Corey O'Connor coreyoconnor at gmail.com
Wed Jul 23 14:10:05 EDT 2008


I have the need to regularly write tiny programs that analyze output
logs. The output logs don't have a consistent formatting so I
typically choose Perl for these tasks.

The latest instance of having to write such a program was simple
enough I figured I'd try my hand at using Haskell instead. The short
story is that I could quickly write a Haskell program that achieved
the goal. Yay! However, the performance was ~8x slower than a
comparable Perl implementation. With a lot of effort I got the Haskell
version to only 2x slower. A lot of the optimization was done with
guesses that the performance difference was due to how each line was
being read from the file. I couldn't determine much using GHC's
profiler.

I still have two questions after all this:
 - Can I get a Haskell implementation as fast as the Perl?
 - What do I need to do to get GHC's profiler to provide me usable
information? Telling me that 98% of the time was in "main" is not very
enlightening ;-)

All the code and data for this little experiment I've placed here:
http://tothepowerofdisco.com/repo/sum_optimization/
My first, and shortest, version is SumTiny.hs. The optimized version
is SumFast.hs.

The long version for the curious:

The (cleaned up) data was a 78k line file consisting of lines like the
following:
framerate (prev == no pts): 15
framerate (delta): 25
framerate (invalid timebase): 12.5
... and so on.

The need was for a program that calculated 1.0 / framerate for each
line and produced the sum. Easy no?

My straightforward Haskell solution was:
-------------------------------------------------------------------
import Text.Regex.Posix

main = do
    f_lines <- readFile "test.out" >>= return . lines
    let duration = foldl add_line 0.0 f_lines
        add_line sum line =
            let [[_,m]] = line =~ "([0-9.]+)"
                framerate = read m
                delta = 1.0 / framerate
            in sum + delta
    putStrLn $ "Duration (sec): " ++ show duration
-------------------------------------------------------------------

Just for fun I decided to compare it to a Perl implementation:
-------------------------------------------------------------------
#!/usr/bin/perl
my @f_lines = split(/\n/,`cat test.out`);
my $sum = 0.0;
foreach(@f_lines)
{
    /([0-9.]+)/;
    my $delta = 1.0 / $1;
    $sum += $delta;
}
print("Duration (sec): ", $sum, "\n");
-------------------------------------------------------------------

(I'm sure there are other ways to write this same program in both languages.)
I was pretty happy with how the Haskell implementation's code compared
to the Perl implementation's just in terms of looks.

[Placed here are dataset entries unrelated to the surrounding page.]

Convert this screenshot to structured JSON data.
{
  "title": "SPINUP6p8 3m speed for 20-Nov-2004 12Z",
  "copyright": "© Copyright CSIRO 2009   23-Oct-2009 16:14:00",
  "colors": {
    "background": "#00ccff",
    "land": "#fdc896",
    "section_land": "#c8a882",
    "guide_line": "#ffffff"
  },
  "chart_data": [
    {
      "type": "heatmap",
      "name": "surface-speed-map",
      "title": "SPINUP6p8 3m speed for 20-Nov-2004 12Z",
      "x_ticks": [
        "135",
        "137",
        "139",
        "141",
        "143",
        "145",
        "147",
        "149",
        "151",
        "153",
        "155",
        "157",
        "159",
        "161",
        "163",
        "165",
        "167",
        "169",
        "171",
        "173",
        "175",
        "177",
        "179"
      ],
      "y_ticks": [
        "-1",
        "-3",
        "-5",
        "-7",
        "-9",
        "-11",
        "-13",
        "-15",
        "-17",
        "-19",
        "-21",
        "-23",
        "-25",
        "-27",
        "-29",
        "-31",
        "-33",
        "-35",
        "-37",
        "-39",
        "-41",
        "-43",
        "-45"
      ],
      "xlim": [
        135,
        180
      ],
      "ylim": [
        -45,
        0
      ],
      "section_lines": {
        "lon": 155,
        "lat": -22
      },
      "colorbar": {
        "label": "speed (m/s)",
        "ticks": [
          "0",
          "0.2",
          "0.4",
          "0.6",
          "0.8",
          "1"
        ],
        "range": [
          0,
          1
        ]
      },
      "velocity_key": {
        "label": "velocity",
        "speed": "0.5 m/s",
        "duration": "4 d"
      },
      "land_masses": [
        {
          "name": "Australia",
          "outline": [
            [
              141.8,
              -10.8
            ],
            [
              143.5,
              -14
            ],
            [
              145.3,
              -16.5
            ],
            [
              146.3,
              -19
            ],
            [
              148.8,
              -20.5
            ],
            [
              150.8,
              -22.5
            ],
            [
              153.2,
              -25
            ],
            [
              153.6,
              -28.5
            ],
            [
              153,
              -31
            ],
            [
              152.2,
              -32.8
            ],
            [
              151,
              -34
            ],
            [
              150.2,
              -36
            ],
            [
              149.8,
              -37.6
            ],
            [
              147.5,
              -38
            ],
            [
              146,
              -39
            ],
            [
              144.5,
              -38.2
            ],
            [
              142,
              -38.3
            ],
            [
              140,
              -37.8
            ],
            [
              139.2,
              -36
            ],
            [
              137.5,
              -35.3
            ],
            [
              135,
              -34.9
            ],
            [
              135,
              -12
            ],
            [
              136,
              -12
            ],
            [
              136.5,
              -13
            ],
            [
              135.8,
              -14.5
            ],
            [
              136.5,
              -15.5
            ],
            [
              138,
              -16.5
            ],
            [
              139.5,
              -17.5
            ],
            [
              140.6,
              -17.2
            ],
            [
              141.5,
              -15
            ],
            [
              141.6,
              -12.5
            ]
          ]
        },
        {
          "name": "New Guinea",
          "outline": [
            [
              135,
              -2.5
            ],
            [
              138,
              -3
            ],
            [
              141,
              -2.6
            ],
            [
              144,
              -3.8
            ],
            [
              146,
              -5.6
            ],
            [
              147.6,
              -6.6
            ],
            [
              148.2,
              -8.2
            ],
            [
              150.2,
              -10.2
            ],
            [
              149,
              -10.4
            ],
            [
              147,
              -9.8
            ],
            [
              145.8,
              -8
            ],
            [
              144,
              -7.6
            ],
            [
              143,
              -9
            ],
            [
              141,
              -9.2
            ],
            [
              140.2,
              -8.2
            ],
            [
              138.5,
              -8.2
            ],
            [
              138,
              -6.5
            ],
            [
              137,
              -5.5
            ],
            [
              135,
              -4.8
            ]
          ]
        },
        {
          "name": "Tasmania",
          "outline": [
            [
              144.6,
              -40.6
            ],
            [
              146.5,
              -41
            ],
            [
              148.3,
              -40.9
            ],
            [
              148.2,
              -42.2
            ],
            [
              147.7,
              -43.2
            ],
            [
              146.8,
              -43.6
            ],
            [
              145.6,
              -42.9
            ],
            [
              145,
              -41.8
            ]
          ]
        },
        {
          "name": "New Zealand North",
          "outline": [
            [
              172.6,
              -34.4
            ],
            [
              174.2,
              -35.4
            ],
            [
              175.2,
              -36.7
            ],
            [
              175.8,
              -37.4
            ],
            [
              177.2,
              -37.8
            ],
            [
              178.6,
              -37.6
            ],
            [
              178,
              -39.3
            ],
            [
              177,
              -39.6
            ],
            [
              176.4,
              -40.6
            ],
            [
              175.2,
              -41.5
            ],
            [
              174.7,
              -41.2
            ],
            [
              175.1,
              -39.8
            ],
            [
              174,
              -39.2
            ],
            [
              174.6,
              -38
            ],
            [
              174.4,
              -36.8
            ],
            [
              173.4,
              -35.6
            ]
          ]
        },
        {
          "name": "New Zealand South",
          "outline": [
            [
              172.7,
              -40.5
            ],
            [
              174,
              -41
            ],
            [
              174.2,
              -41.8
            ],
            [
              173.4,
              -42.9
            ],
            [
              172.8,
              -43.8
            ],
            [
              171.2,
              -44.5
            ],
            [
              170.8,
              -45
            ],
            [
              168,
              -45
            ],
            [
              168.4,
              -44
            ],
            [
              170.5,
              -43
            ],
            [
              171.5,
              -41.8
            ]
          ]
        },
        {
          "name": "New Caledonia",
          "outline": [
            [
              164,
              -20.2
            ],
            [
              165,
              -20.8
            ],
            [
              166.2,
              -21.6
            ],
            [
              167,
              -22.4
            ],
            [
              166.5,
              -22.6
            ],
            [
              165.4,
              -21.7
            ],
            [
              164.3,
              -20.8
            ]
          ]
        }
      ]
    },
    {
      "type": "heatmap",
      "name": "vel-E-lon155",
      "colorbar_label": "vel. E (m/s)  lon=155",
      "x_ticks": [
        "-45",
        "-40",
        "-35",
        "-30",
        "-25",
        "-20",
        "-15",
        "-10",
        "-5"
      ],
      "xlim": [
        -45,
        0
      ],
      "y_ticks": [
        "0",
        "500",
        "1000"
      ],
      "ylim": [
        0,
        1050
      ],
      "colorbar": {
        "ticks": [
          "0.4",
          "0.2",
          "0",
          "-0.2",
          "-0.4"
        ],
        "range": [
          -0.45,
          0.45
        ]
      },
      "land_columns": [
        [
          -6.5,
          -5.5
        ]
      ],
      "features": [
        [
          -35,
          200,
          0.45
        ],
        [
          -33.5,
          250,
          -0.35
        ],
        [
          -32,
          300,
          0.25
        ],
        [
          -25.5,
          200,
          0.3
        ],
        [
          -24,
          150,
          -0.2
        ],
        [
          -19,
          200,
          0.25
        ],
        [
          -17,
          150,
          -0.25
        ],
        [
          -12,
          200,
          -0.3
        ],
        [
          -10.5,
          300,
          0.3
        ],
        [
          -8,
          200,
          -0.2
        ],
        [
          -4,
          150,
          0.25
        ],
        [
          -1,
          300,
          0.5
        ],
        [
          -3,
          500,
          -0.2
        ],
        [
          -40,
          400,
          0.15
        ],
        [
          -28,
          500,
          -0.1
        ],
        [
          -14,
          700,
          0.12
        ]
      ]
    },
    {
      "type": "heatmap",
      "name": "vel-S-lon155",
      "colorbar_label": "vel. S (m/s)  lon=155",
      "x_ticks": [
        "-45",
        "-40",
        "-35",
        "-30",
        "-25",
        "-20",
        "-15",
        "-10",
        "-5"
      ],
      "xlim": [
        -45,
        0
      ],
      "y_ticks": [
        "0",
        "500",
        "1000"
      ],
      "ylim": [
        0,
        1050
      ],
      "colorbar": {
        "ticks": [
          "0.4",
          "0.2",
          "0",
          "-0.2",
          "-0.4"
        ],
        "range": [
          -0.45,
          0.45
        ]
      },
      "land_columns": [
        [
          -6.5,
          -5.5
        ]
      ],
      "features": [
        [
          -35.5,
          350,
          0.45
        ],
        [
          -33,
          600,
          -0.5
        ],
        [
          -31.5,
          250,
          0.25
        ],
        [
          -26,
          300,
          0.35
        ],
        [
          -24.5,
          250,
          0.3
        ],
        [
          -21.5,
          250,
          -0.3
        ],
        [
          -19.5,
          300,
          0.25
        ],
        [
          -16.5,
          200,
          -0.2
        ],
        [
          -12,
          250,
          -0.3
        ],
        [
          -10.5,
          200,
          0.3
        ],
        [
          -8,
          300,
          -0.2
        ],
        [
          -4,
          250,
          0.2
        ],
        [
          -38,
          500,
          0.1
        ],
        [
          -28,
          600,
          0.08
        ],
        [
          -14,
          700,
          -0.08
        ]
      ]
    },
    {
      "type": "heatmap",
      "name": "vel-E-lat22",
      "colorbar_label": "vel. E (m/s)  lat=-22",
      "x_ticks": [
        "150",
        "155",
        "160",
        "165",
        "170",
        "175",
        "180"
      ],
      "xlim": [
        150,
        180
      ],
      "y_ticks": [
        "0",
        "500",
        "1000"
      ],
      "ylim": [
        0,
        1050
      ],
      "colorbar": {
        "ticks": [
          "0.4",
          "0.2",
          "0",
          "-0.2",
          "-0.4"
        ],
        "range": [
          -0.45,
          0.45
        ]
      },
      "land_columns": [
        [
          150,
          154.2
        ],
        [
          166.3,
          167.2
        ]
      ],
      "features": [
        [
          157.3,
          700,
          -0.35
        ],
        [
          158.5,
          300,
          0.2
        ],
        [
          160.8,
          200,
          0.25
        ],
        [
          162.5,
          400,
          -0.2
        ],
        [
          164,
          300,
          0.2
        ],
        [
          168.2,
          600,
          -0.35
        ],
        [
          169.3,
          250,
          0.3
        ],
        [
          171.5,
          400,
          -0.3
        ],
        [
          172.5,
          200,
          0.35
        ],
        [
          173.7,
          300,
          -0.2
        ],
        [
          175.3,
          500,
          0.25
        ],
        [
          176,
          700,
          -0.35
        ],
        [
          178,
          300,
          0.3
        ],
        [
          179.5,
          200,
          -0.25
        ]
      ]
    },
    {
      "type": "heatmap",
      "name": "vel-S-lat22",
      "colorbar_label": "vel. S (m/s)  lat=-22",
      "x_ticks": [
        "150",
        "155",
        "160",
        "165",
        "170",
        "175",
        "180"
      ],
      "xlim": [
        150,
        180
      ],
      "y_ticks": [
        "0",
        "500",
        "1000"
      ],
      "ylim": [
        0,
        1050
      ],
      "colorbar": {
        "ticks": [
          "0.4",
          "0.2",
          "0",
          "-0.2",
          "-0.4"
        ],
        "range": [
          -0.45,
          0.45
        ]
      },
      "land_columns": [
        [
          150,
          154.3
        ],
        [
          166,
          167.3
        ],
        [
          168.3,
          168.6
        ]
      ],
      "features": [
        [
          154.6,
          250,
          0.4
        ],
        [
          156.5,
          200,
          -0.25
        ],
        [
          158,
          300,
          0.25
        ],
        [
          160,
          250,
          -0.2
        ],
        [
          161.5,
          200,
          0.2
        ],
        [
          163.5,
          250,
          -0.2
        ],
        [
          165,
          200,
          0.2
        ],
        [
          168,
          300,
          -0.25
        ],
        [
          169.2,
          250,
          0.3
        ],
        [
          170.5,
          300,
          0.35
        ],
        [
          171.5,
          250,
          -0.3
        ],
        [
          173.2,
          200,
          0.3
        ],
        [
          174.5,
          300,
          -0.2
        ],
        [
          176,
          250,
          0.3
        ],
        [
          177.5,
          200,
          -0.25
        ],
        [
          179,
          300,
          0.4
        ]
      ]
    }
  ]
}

Though I think
the Perl implementation is easier to understand at the part where the
regex match is extracted.

For fun I compared the performance of the two:
(64bit linux running on a 2.4ghz Core2Duo)

$ time perl ./Sum.pl
Duration (sec): 3155.62666666438

real    0m0.121s
user    0m0.103s
sys     0m0.016s

$ time ./SumTiny
Duration (sec): 3155.626666664377

real    0m1.099s
user    0m1.073s
sys     0m0.009s

Youch! ~1s is fast enough that I don't care, but I'm still curious why
there is a 8x performance difference. Profiling with manual cost
center annotations (See SumTinyProf.hs) indicated the "do" expression
main is equal to was responsible 90% of the tiny. Which isn't
revealing at all!

Some experimenting led me to find a 2x slower implementation
(SumFast.hs). Quick notes ont he changes I made:
 - Used ByteStrings instead of String.
 - Used hGetLine instead of reading the entire file lazily and splitting on "\n"
 - Fusing the foldl' with the loop of reading each line from the file.
 - Using bang patterns to make the fused loop strict on the
accumulator argument.

I think the largest performance gain was from changing how each line
was read from the file. The lazy read and split seemed very slow
compared to a loop that used hGetLine.